Unstructured-IO / unstructured

Open source libraries and APIs to build custom preprocessing pipelines for labeling, training, or production machine learning pipelines.
https://www.unstructured.io/
Apache License 2.0
9.12k stars 751 forks source link

bug(json): partition() places entire JSON file into text of single element when `metadata_filename` has .html extension #3366

Open scanny opened 4 months ago

scanny commented 4 months ago

Describe the bug When partitioning a JSON file using partition() and providing a metadata_filename argument that has a .html extension, the result is a single element with the entire JSON file contents as its text.

To Reproduce

file_path = example_doc_path("simple.json")

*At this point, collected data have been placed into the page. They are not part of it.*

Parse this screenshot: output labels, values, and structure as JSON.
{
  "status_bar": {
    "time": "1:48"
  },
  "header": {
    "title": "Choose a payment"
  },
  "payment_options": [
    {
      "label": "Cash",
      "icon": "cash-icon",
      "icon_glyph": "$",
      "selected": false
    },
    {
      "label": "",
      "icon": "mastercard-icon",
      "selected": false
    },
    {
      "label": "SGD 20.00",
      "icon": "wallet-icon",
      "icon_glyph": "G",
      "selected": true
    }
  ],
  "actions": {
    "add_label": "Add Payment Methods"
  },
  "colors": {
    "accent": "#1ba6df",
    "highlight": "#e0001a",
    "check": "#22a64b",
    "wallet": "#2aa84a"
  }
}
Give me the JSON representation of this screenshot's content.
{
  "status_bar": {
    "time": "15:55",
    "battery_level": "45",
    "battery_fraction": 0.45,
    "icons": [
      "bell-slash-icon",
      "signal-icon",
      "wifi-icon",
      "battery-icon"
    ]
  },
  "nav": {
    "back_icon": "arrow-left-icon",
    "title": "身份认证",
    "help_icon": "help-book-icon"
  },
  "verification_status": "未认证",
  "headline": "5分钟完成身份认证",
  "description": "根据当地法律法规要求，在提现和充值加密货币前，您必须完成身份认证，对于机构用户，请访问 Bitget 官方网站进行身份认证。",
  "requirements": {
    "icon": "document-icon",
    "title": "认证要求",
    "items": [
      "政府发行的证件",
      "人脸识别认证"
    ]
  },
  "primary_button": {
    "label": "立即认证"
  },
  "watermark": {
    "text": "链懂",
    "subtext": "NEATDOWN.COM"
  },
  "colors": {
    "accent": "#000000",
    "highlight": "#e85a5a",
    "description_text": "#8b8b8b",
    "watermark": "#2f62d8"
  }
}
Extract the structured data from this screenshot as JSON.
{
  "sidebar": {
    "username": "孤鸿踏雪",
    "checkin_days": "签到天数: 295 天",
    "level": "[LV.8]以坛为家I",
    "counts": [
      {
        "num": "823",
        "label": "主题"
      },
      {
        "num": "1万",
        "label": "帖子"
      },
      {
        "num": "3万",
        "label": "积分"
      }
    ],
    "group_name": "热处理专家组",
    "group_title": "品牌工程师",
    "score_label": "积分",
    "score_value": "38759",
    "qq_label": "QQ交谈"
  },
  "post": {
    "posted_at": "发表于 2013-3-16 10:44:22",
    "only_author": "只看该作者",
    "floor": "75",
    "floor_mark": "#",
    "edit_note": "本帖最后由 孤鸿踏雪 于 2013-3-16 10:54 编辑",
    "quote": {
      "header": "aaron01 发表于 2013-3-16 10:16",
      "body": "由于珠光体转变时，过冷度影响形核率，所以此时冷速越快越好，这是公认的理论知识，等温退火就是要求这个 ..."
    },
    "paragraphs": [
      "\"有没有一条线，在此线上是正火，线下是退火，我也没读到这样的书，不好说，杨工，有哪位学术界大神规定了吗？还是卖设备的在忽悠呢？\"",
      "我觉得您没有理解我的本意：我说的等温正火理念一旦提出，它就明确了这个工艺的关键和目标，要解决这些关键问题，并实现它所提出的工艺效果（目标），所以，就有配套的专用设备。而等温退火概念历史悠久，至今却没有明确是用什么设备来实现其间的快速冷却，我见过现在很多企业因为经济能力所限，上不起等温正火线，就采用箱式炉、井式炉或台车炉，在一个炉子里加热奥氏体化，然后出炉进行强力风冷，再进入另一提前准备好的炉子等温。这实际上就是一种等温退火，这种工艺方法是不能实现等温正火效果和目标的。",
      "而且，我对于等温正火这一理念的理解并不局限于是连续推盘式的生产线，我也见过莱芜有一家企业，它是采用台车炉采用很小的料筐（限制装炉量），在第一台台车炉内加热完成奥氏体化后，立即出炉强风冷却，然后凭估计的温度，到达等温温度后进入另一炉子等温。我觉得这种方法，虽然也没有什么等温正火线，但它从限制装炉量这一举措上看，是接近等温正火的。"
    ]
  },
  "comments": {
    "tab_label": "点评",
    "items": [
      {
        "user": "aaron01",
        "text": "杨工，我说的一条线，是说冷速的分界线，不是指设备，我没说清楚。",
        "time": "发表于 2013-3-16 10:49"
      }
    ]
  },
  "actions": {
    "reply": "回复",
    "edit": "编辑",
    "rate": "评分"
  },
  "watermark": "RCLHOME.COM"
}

with open(file_path, "rb") as f:
    elements = partition(file=f, metadata_filename="simple.html")

print(f"{elements}")
print(f"{elements[0].text}")

produces:

[<unstructured.documents.elements.NarrativeText object at 0x371953bb0>]
[
    {
        "element_id": "a06d2d9e65212d4aa955c3ab32950ffa",
        "metadata": {
            "category_depth": 0,
            "file_directory": "unstructured/example-docs",
            "filename": "simple.docx",
            "filetype": "application/vnd.openxmlformats-officedocument.wordprocessingml.document",
            "languages": [
                "eng"
            ],
            "last_modified": "2024-07-06T16:44:51"
        },
        "text": "These are a few of my favorite things:",
        "type": "Title"
    },
    {
        "element_id": "b334c93e9b1cbca3b6f6d78ce8bc2484",
        "metadata": {
...

Expected behavior The same output as elements_from_json("simple.json"). The metadata_filename argument should be ignored.

Additional context

scanny commented 4 months ago

Turns out other weird things happen when the metadata_filename has different extensions, like simple.docx. So it would appear the file-type is getting mis-identified and the file is sent to the wrong partitioner.